Harvard study suggests subgroups of children with autism share health problems; separate Autism Speaks study promises further insights.
A Harvard Medical School analysis of electronic medical records suggests that some children with autism fall into one of three distinct subgroups based on common medical issues.
- Those in the first group have seizures, or epilepsy.
- Those in the second have health issues that affect multiple body systems such as seizures combined with GI disorders and/or hearing and cardiac problems.
- Those in the third have psychiatric disorders such as bipolar disorder, attention deficit and hyperactivity disorder (ADHD) or obsessive compulsive disorder.
These groups may reflect distinct types of autism and might even point to different genetic and environmental risk factors, the researchers conclude. Their report appears in the February issue of the journal Pediatrics.
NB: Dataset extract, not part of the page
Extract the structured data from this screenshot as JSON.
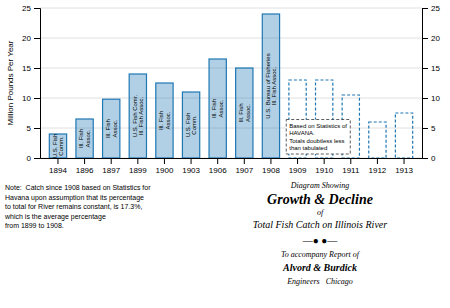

"Doctors who take care of patients with autism need to be aware of the associated medical concerns, and this report shows how some of the medical problems might cluster together," comments Paul Wang, Autism Speaks senior vice president for medical research. (Dr. Wang was not involved in the Harvard study.) "Previous research from the Autism Speaks Autism Treatment Network showed that some behavioral symptoms of autism likewise appear to cluster with certain medical complications," he adds. "Identifying these clusters of symptoms will help us to better understand autism's underlying biology and help us to develop individualized treatment approaches."
The Harvard researchers used bioinformatics techniques to analyze health-insurance codes in more than 5,000 medical records from Boston Children's Hospital. However, the study had a number of limitations. For instance, it lacked a control group of children who didn't have autism. As a result, the researchers couldn't determine whether the symptom clusters they found were specific to autism.
Another limitation was that the study was centered at one medical center, which could skew results. Boston Children's, for example, is renowned for treating epilepsy. So it might draw an unusually high number of children who have seizures.
Autism Speaks is currently funding another study that should provide more clarity. It will analyze a similarly large database of electronic medical records to look for patterns of medical conditions among children with autism. However, it will do so across a number of hospitals in different states. And it will include control groups of children without autism. The study will also look for immune-related conditions such as infections, allergy, asthma, auto-immune disorders and reactions to vaccination.